If the police request access to your personal data when investigating criminal offences, we will provide this data on presentation of a court order.

In civil matters, for example concerning disputes between a NemID holder and a provider of a service on whether the NemID holder has used their NemID to approve specific transactions, we will confirm the service provider's data on name, civil registration number (CPR number) and PID number from the data that we have registered about you. We will also state whether your NemID was valid at the date of transaction.

How long will your personal data be stored?

According to the certificate policy issued by the Agency for Digitization for OCES certificates, Nets DanID will store your personal data for as long as you have an active NemID and for six years after your NemID has been blocked. Your personal data will then be deleted.

What are your rights?

You have the following rights:
You are always entitled to access the personal data that we process. You can always log on to Self-service on nemid.nu and see what we have registered about you, including your event log. If you want to receive your personal data in electronic format, please contact us at: https://www.nets.eu/gdpr/dsr
You are entitled to have incorrect personal data corrected.
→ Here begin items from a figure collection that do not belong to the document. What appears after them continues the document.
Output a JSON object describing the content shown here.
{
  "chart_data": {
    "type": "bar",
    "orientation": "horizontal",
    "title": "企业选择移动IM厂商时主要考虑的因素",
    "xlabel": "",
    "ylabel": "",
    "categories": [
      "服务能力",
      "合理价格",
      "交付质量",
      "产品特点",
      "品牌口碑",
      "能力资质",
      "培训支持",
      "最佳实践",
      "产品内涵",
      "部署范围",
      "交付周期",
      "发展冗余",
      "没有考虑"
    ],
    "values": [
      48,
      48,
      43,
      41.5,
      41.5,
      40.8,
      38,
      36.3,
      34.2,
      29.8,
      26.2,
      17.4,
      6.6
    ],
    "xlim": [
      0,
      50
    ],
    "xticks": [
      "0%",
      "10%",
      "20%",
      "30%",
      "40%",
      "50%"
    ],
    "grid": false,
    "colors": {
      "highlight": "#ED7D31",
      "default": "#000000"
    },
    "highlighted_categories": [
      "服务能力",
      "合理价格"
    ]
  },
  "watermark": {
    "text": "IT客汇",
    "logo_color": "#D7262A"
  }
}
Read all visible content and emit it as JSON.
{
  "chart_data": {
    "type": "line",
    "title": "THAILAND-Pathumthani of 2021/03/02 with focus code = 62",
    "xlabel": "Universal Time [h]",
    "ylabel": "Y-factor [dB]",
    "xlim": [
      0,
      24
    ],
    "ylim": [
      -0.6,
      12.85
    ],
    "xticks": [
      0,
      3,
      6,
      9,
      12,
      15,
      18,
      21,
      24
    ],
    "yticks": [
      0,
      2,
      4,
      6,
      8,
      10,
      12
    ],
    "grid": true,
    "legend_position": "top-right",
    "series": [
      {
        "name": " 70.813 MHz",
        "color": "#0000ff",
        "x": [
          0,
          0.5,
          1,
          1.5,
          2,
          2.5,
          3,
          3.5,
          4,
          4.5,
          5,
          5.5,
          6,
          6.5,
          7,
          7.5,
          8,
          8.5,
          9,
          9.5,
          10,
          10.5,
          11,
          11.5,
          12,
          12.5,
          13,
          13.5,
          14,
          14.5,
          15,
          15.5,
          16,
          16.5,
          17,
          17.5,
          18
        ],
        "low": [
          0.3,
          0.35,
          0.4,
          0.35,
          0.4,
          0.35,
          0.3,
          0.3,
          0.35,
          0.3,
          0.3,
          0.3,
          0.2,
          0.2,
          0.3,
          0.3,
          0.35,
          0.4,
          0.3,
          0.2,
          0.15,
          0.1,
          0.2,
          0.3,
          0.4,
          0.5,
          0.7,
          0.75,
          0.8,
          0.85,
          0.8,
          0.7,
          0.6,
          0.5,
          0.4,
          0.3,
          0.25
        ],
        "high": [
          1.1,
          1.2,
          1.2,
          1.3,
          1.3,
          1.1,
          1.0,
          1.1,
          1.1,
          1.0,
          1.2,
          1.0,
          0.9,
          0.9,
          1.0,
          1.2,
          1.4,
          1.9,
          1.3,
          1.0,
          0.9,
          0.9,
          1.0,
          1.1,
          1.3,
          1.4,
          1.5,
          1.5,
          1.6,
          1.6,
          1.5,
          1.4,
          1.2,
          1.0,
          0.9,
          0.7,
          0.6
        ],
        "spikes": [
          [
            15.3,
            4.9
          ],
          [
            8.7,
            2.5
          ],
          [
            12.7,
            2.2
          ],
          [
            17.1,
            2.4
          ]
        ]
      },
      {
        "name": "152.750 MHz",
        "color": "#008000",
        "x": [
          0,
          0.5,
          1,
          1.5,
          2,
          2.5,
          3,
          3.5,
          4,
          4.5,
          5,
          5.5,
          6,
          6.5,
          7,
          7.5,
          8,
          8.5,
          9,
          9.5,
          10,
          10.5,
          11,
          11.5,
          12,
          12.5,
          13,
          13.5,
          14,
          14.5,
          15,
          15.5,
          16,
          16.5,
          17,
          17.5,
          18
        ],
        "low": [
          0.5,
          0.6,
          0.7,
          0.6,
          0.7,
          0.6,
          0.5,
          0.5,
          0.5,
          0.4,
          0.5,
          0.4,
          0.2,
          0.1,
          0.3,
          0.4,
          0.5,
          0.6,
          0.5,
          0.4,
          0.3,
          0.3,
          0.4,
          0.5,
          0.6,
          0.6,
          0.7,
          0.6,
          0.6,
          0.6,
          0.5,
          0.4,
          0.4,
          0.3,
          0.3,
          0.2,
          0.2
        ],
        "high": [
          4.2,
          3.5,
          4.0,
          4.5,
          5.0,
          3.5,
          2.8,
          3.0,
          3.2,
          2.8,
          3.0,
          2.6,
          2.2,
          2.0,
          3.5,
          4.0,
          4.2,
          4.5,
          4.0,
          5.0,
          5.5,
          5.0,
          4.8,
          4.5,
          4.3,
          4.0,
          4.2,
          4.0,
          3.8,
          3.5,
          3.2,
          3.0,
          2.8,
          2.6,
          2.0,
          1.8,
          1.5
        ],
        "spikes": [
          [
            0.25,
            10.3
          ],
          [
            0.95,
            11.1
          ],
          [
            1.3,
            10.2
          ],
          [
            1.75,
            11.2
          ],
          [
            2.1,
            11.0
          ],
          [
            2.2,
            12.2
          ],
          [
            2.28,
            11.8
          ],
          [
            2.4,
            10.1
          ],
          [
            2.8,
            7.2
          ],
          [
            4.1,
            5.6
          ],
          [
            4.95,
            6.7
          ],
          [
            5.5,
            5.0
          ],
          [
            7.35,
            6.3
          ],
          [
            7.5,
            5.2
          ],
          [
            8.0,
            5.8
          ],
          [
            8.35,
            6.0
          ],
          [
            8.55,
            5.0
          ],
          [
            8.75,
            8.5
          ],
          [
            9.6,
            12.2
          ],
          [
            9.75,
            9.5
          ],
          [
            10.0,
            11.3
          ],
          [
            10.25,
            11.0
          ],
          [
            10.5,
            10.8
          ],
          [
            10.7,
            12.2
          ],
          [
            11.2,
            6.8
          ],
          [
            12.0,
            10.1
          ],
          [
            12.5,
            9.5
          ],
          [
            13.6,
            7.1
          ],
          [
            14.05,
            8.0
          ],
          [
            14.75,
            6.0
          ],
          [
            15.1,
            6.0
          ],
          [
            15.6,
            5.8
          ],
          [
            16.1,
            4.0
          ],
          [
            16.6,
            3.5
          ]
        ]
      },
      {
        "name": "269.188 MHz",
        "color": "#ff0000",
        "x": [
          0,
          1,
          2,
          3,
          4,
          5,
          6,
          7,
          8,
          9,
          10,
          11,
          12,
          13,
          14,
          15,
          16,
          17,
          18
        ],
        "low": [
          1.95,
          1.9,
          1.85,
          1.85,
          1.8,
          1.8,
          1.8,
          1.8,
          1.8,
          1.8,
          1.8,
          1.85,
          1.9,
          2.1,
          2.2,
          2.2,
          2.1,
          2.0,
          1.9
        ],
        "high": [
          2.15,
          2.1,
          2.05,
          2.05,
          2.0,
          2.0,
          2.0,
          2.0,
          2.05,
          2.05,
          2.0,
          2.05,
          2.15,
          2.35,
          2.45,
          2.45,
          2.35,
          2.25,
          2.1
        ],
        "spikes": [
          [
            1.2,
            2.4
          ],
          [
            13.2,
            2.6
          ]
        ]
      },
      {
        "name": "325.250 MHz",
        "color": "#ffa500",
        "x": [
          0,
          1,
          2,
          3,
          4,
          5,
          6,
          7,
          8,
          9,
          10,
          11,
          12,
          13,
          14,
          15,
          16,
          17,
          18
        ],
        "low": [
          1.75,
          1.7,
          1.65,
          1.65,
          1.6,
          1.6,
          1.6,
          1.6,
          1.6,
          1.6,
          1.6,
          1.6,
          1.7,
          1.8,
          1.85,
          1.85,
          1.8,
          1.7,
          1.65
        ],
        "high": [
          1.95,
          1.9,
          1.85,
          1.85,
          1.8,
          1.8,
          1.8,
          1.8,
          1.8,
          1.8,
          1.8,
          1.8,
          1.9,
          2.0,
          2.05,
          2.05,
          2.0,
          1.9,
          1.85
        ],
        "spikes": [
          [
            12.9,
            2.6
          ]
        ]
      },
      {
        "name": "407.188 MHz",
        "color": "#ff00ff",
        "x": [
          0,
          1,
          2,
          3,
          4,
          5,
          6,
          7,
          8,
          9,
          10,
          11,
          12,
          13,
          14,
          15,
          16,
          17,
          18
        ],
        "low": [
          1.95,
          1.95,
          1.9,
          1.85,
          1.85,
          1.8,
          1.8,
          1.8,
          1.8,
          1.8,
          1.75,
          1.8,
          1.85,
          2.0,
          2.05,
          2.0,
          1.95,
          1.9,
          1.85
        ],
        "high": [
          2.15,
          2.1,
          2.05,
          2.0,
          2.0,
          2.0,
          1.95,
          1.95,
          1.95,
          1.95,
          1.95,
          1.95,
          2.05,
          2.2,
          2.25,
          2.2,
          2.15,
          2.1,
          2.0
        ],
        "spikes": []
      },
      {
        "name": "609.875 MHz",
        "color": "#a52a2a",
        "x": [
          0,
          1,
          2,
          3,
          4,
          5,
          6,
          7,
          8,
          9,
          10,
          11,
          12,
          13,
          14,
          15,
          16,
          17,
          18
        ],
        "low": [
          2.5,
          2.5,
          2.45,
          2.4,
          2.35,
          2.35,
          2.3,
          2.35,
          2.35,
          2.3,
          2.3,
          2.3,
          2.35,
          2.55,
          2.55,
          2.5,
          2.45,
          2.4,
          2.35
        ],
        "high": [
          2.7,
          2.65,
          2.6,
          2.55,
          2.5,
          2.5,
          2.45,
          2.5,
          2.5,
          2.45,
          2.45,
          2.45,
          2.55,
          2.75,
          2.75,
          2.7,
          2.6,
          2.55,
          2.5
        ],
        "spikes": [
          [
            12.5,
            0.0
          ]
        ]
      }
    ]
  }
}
You are entitled to be deleted as a NemID holder. If you are deleted as a NemID holder, we will store your data for six years after your NemID has been deleted. Your data will then be registered with status inactive and will only be accessible for a limited number of employees with an IT technical background. Your data will not be used for purposes that are inconsistent with the purposes described above.

You are entitled have the use of your personal data blocked/restricted for future use. This is done by blocking your NemID.

You are entitled to receive the personal data provided by you in a structured, common and a machinereadable format (data portability). You can access and withdraw your personal data by logging on to Self-service on nemid.nu and save a copy of your personal data by using ”print screen” .
You are entitled to file a complaint against our processing of your personal data to the Danish Data Protection Agency, which is the supervisory authority for the processing of personal data, see contact information below.

A NemID is not required by law, but many public and private service providers require NemID to use their websites. If you do not want to have NemID, you will have to go in person to Citizens’ services in your municipality and apply for services and benefits that can otherwise be applied for via the municipality's website.

Other relevant contact information

You can complain about our processing of your personal data to us or to:

Danish Data Protection Agency
Borgergade 28, 5
DK - 1300 Copenhagen K

 

*A data controller means a natural or legal person, public authority, agency or other body which, alone or jointly with others, determines
the purposes and means of the processing of personal data.